By Sue Moore
High School football has long held sway in Schoolcraft with championship teams fielded almost every year. The Schoolcraft Rocket football program has seen its ups and down over the last few years but in 2016 it is clicking away on all cylinders, thanks to a group of dedicated kids, parents and coaches, led by President Nick Perez.
With 110 children participating in the cheer, flag and tackle program, the players are even learning simplified plays that the varsity team is running. The boys recognized that, when they were invited out on the field for warmups during the Hartford game and exclaimed that, “Hey, they are running our plays,” according to Jeff Clark, Schoolcraft’s athletic director.

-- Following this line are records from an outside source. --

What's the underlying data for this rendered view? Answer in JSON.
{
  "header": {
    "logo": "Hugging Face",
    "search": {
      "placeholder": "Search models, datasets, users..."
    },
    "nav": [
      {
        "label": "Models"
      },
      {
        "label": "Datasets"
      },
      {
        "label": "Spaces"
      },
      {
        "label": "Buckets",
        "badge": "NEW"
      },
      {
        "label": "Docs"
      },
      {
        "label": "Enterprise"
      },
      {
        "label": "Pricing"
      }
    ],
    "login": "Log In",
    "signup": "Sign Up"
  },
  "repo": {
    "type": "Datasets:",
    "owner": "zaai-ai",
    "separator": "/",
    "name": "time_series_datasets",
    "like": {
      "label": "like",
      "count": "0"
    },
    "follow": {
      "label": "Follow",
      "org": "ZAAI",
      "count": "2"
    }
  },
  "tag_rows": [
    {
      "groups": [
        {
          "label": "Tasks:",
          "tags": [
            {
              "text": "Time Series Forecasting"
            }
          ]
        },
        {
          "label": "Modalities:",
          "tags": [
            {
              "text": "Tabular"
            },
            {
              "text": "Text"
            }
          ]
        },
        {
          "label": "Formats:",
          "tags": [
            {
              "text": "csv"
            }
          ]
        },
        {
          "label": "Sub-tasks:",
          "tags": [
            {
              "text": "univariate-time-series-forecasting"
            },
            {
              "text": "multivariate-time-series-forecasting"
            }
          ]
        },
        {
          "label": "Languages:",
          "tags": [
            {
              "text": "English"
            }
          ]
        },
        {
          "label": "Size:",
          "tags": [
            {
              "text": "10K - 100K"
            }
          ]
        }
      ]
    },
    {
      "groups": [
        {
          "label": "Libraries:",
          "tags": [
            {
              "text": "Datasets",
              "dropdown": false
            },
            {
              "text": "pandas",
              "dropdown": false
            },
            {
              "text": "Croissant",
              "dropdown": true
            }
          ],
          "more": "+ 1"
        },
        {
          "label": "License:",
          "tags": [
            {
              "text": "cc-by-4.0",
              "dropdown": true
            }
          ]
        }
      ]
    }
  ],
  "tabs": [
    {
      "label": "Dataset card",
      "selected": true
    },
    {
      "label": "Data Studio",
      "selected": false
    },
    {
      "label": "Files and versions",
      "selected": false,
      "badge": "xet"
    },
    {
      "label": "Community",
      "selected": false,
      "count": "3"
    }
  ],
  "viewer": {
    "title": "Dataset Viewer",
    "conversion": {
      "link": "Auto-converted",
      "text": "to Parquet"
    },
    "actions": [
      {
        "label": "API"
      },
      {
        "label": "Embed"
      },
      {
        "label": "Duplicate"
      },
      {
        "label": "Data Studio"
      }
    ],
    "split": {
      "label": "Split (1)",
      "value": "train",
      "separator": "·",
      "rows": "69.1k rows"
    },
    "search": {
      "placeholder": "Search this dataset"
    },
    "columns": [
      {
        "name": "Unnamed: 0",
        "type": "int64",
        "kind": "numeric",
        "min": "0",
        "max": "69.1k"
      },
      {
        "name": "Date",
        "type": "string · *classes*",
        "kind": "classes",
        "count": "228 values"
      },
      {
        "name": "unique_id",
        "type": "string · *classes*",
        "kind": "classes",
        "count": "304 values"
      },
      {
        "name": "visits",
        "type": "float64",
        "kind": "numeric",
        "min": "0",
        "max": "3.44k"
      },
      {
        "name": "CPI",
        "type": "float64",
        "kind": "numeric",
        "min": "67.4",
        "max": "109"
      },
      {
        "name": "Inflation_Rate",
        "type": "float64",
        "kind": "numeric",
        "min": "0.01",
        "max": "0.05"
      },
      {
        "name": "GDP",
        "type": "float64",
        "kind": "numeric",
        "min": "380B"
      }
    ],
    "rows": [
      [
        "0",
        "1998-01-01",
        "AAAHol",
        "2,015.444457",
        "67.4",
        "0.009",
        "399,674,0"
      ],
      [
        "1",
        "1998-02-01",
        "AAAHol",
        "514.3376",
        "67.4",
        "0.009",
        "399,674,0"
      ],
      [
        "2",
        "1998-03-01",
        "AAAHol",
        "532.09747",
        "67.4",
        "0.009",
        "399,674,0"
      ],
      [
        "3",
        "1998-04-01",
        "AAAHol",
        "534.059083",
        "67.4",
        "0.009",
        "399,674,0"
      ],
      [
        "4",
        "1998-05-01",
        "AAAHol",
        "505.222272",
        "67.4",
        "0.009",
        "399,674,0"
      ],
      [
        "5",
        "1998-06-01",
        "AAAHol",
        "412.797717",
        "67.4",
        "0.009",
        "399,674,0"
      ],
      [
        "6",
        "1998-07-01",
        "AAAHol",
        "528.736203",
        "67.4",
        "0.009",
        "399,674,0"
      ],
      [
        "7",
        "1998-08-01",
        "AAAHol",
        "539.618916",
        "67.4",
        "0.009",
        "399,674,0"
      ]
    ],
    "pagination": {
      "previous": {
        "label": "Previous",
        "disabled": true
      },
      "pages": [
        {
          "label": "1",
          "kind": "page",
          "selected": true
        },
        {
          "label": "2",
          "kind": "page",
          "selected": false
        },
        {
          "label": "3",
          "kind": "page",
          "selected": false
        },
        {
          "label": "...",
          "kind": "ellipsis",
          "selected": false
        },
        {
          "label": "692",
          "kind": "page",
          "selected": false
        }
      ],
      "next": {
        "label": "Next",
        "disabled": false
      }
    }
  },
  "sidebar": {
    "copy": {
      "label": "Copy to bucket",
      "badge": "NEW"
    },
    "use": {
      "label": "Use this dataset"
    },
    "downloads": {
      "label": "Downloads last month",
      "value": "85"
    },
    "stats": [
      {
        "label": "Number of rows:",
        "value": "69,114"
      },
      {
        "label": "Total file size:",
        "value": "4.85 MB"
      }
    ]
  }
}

“It’s a good partnership now with Rocket and valuable to our whole program,” Clark said. “Nick came to me and asked what we needed. The coaches have been asking for a big piece of equipment that we couldn’t afford. It’s called a ‘trap chute’ and teaches the linemen to stay low on their blocks. We had never been able to fund it, but Rocket said they would. It should be here any day now.”
Fixing the Rocket program fell to Perez in 2015 when the leadership called upon him in the middle of the season to take over. He asked that the board be expanded to 10 members from five and they all just dug in and got to work, he said. “We became a family by communicating with email, text, Facebook. We are including the cheer and flag players with junior and senior tackle teams now and that hadn’t happened recently. We are enrolled in USA Football where we can register and certify all of our coaches at no cost to them. We are aligned with the SWC conference for our games, which is where the varsity plays.”
An important feature for the players was a trip to Ford Field to watch the Lions play. Thirty kids from Schoolcraft got to get on the field for the National Anthem which was pretty special, Perez said.
A big change Perez had to make was limiting the number of coaches for each team to six and eliminate some of the naysayers that wouldn’t conform to the criteria of Rocket football. That includes be respectful, show leadership, be on ones best behavior and act like an adult. “Not every dad can be a coach,” Perez explained. “We only want those that care about all the kids and not just their own.”
Perez has found out that being the president involves a whole lot of work besides his regular job as a chemical operator at Pfizer. He is a Schoolcraft graduate of 1998, a SE Florida University grad with experience in the Texas oil fields as a project manager. He and his wife returned to Schoolcraft in 2010. They have two children, 11 and almost five. “I’ve apologized to every teacher I had when going through the school system for not working hard enough and not living up to expectations. This community had so much to give to me as a student, now I want to pay it back.” He is a second generation immigrant. That makes it even more important he says to get involved and give back.